In 2011, Steve Rummler’s family started the Steve Rummler Hope Network — leading the advocacy effort in MN and successfully lobbying the legislature to pass Steve’s Law in 2014.

In this time, so many people struggled to obtain health coverage, treatment services, or help of any kind. The rationing of care that is universal in our country was directly responsible for the worsening of this crisis. The absence of a recovery-oriented system of care, access to harm reduction services, and view that people need to “hit bottom” contributed to so many deaths and so much suffering. The lack of medication-assisted treatments and the regulatory barriers to their access remains heartbreaking.

I was once of the mind that these treatments were incompatible with recovery. I am grateful for those who helped my see their lifesaving benefit while I find myself still making amends for offering care for SUD that I now believe is ineffective and unethical.

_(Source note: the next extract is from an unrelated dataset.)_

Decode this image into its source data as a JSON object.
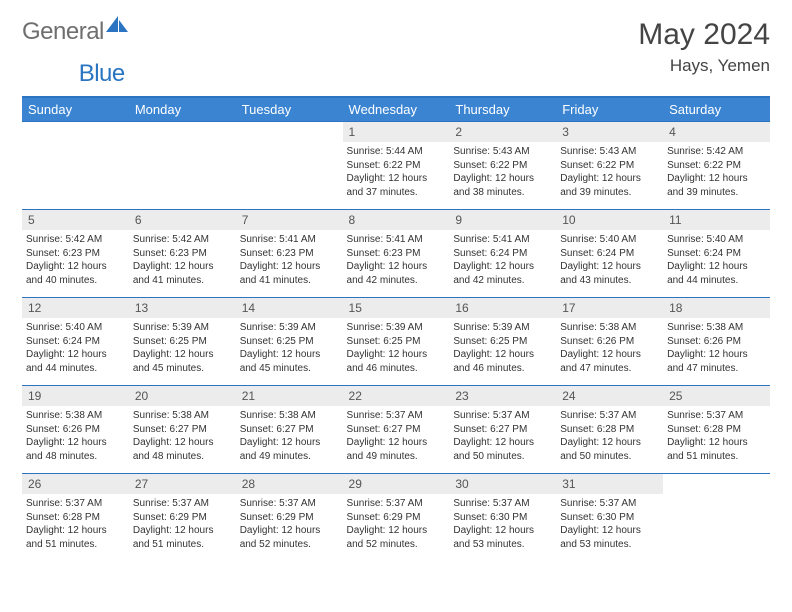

On the whole, we appear to have learned little. Our national discourse is reverting to old tropes and discriminatory stereotypes about people with SUD. Our systems of care continue to be driven by profit and the status quo rather than what is good for our patients. And most of all, many of us — myself included — are constantly tempted to pretend that every situation is a win-win for us and the people we serve. There are hard choices to be made. And, they should remain hard.

I want to take home a paycheck. Our startup team has been working without pay for about six months at this point. I have the privilege and support from my partner to do this, but it is not terribly comfortable. I want to be comfortable. I also want desperately to serve our communities. This tension should always be a tension.

Being clear-eyed about the inevitable grey areas and the tradeoffs necessary to operate in healthcare doesn’t mean that we can become numb to the overwhelming injustices of our current healthcare system.